September 2023 - Empowering women @ MPNR
Since the creation of the MPNR in the southwestern Andes of Antioquia, Fundación Bioconservancy has strived for local stakeholders to get involved in various activities that promote a sense of belongingness to the conservation project.
Up until recently, Fundación Bioconservancy had struggled to get a significant number of women involved. Most women at La Mesenia village remain in their homes; single ladies helping tend to their brothers and, married ones, to husbands and children.
Meeting with the women of La Mesenia village to socialize the tree nursery project. Appearing from left to right above, Diana Rendón, Lorena Rendón, Sofia Uribe, Monica Ruíz, Maria Isabel Rendón, Norelli Ruiz, Blanca Ruiz, Aracelly Agudelo, Adolfo Amezquita, Marleny Agudelo and Olga Lucia Agudelo with her daughter.
With the signing of an initial 30-year agreement with ClimeCo and Saving Nature in December 2022 to restore over 500 hectares of pasturelands, we created an opportunity for women to get directly involved in the conservation project and empower them to have a leading role in providing income for their families. Since the restoration project will require some 1 million trees, we devised and proposed work at home: the creation of native tree nurseries to be attended by the female members of the families. Fundación Bioconservancy would provide the necessary technical support and capital to establish such nurseries, and the needed transportation to the planting sites.

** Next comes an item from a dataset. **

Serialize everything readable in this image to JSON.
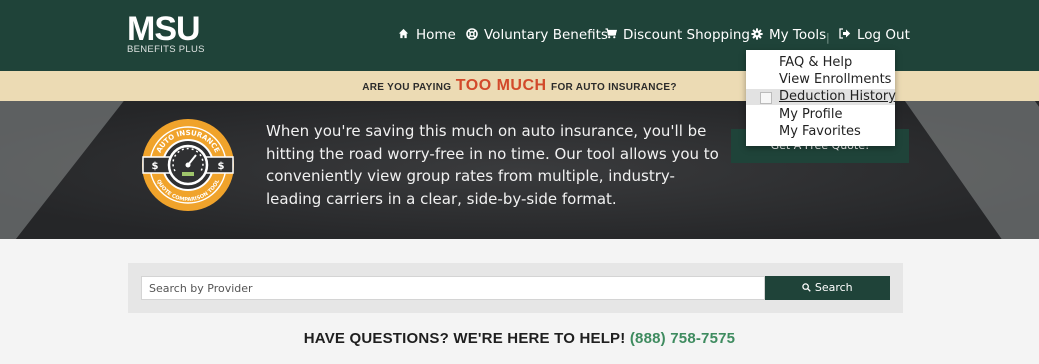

Carlos Mario Jaramillo has been a key stakeholder to transport trees by mule due to the road damages and challenges faced caused by the January 13th, 2023 avalanche.
During 2023, twelve nurseries have been established and nearly 100,000 native trees have been supplied for restoration activities. This translates into nearly 25,000 USD of income to those women that engaged in this project. Personally, this is one of our greatest achievements so far, as we are impacting positively the livelihoods of the local families and the community as a whole.
For instance, Blanca Ruiz can now provide medical treatment for her 30-year old daughter, Monica, who was born with a disability affecting her heart. Also, Blanca could finally build basic sanitary facilities for their home and is already planning to improve other areas.
For Nohelia Jaramillo (photo above) who endured many years of violence during the late 90’s, the MPNR community nurseries project has clearly made a positive impact in the region. She is elated to be able to have her own income source to support her family. Her youngest daughter, Alejandra, who will soon turn 18, will also participate in another project at MPNR, monitoring poison frogs, as well as migrator and endangered birds.
Olga Lucía, whose day typically begins by milking cows was undecided at first. Her husband, Jorge Ivan Uribe, runs a successful agriculture operation. Yet, she decided to participate and is now happy to use her income to support the studies of her elder daughter, Sofía, who travels weekly to the nearest town.
Luz Amparo, who also has two young daughters, Sara and Maria Isabel, 6-month and 13-year old, respectively, is significantly contributing to her family’s income. Her husband, Elkin Rendón, provides a “jornal” type income when work is available.
Aracely Agudelo, who lives with two brothers, Orlando and Arley, claims she feels empowered to have her own income and is excited to be able to build a home for herself to become more independent. Though a bit shy and hesitant at first, she has become very confident in her ability to grow trees for the project. In the photo from left to right, Brad Seely (ClimeCo), Aracelly Agudelo, Adolfo Amezquita (Fundación Bioconservancy) and Allyson Ulsh (ClimeCo) during a recent visit to the project.
Sisters, Juli and Lorena Rendon, decided to join forces and established a tree nursery together. That have produced over 15,000 trees, bringing an important contribution to their family that has many medical needs. Three members of their family, Don Otilio, their dad, has type-II diabetes, doña Lilia, their mom, is suffering from arthritis, and Ana, their youngest sister, suffered a brain injury at birth that left her impaired.
Fabiola Rendon, one of eldest participants, is a single mother. Her only son, Cristian, who is 21-years old, has worked part-time in our tree planting program. Fabiola’s source of income was mainly selling eggs laid by a half dozen hens she has in her garden. Now she has a complimentary income to improve her home.
Don Abelardo, a La Mesenia native that dedicated over 40 years to the Catholic Church in Jardín, and who returned to the village a few years ago, asked to be part of the nursery program. Having two adults, son and daughter, with disabilities, made us reconsider that this program can also provide much needed income and benefit such a fraternal individual who contributes to the wellbeing of the community.
Diana Rendon (photo left) who recently started a family with Jorge Jaramillo, one of our Park Rangers, and had their first baby, this income will allow her to provide her newborn the care he needs. Born at 7 months, Emanuel remained in the ICU for three-weeks until being able to gain enough weight to leave the hospital. Diana and Jorge remained in Medellín throughout this critical time. We give a warm welcome to the youngest member of the La Mesenia village.